Can we use Sidekiq Memory Killer to track workers that cause OOM Kills
Sidekiq Memory Killer
The documentation suggests that the Sidekiq MemoryKiller is enabled by default only for Omnibus packages for self-managed, but it seems that it's enabled for Kubernetes for urgent workloads in gprd.
It would be really useful if we could be able to track which job was being executed when a sidekick memory killer stepped in. This would establish a direct relationship between jobs that have high memory use and memory killer events.
This will be easier to do when using an in-application memory killer, not the Linux OOM killer.

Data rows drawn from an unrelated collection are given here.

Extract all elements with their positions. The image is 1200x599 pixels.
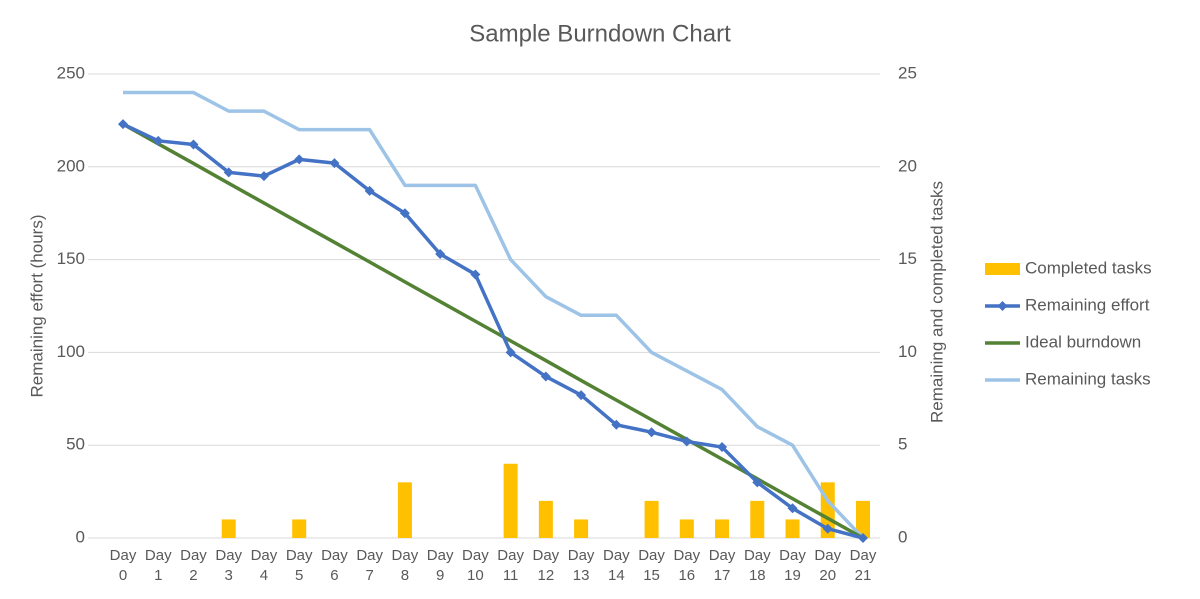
x-tick-label: Day 0 [110, 547, 137, 584]
x-tick-label: Day 4 [251, 547, 278, 584]
bar [644, 500, 659, 538]
chart-title: Sample Burndown Chart [469, 20, 731, 47]
bar [715, 519, 730, 538]
line [122, 122, 864, 540]
x-tick-label: Day 10 [462, 547, 489, 584]
marker [576, 390, 587, 401]
y2-tick-label: 10 [898, 342, 917, 361]
x-tick-label: Day 11 [497, 547, 524, 584]
legend-label: Remaining tasks [1025, 369, 1151, 388]
x-tick-label: Day 6 [321, 547, 348, 584]
y2-tick-label: 15 [898, 249, 917, 268]
x-tick-label: Day 2 [180, 547, 207, 584]
x-tick-label: Day 9 [427, 547, 454, 584]
y-tick-label: 0 [76, 527, 85, 546]
x-tick-label: Day 18 [744, 547, 771, 584]
bar [292, 519, 307, 538]
y2-tick-label: 5 [898, 435, 907, 454]
y2-axis-label: Remaining and completed tasks [927, 181, 946, 423]
marker [681, 436, 692, 447]
y2-tick-label: 20 [898, 156, 917, 175]
x-tick-label: Day 1 [145, 547, 172, 584]
marker [329, 158, 340, 169]
marker [717, 442, 728, 453]
x-tick-label: Day 13 [568, 547, 595, 584]
bar [538, 500, 553, 538]
y-tick-label: 250 [57, 63, 85, 82]
bar [221, 519, 236, 538]
x-tick-label: Day 7 [356, 547, 383, 584]
x-tick-label: Day 8 [392, 547, 419, 584]
marker [646, 427, 657, 438]
marker [294, 154, 305, 165]
marker [470, 269, 481, 280]
x-tick-label: Day 17 [709, 547, 736, 584]
marker [787, 503, 798, 514]
y-tick-label: 100 [57, 342, 85, 361]
legend-marker [997, 301, 1008, 311]
marker [435, 249, 446, 260]
marker [505, 347, 516, 358]
x-tick-label: Day 14 [603, 547, 630, 584]
bar [397, 482, 412, 538]
x-tick-label: Day 21 [850, 547, 877, 584]
y-tick-label: 150 [57, 249, 85, 268]
marker [858, 533, 868, 543]
y-axis-label: Remaining effort (hours) [27, 215, 46, 398]
bar [574, 519, 589, 538]
bar [856, 500, 870, 538]
bar [503, 463, 518, 538]
x-tick-label: Day 12 [533, 547, 560, 584]
marker [188, 139, 199, 150]
x-tick-label: Day 15 [638, 547, 665, 584]
y-tick-label: 50 [66, 435, 85, 454]
legend-label: Ideal burndown [1025, 332, 1141, 351]
marker [153, 135, 164, 146]
marker [399, 208, 410, 219]
marker [540, 371, 551, 382]
legend-label: Completed tasks [1025, 258, 1152, 277]
x-tick-label: Day 16 [673, 547, 700, 584]
marker [822, 523, 833, 534]
line [122, 122, 864, 540]
bar [679, 519, 694, 538]
legend-swatch [985, 263, 1020, 275]
marker [118, 119, 128, 130]
legend-label: Remaining effort [1025, 295, 1150, 314]
bar [750, 500, 765, 538]
marker [223, 167, 234, 178]
x-tick-label: Day 5 [286, 547, 313, 584]
x-tick-label: Day 19 [779, 547, 806, 584]
x-tick-label: Day 20 [814, 547, 841, 584]
marker [611, 419, 622, 430]
y-tick-label: 200 [57, 156, 85, 175]
y2-tick-label: 25 [898, 63, 917, 82]
marker [752, 477, 763, 488]
x-tick-label: Day 3 [215, 547, 242, 584]
line [123, 90, 865, 540]
y2-tick-label: 0 [898, 527, 907, 546]
marker [258, 171, 269, 182]
bar [785, 519, 800, 538]
marker [364, 185, 375, 196]
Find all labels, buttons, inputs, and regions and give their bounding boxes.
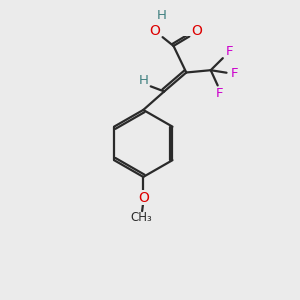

The idea is to improve the Sidekiq memory killer, to maybe introduce an additional soft limit that will
serve just as a "recording mode", and it could help us with realizing what's going on, how to better tune the soft limits, correlation with jobs that were currently running when the soft limit was reached. This would potentially help us to also determine the direction in which we would like to further change the Sidekiq memory killer
and make it smarter.
As @mkaeppler
suggested, it would be nice if we could:
For instance, I would like to get away from duplicating memory limits between the Rails monolith and our execution environments (here, Kubernetes.) Instead, we could always let it run up to say 90% of container memory before we issue a kill. This can be computed dynamically at runtime instead of static configuration using a figure in bytes.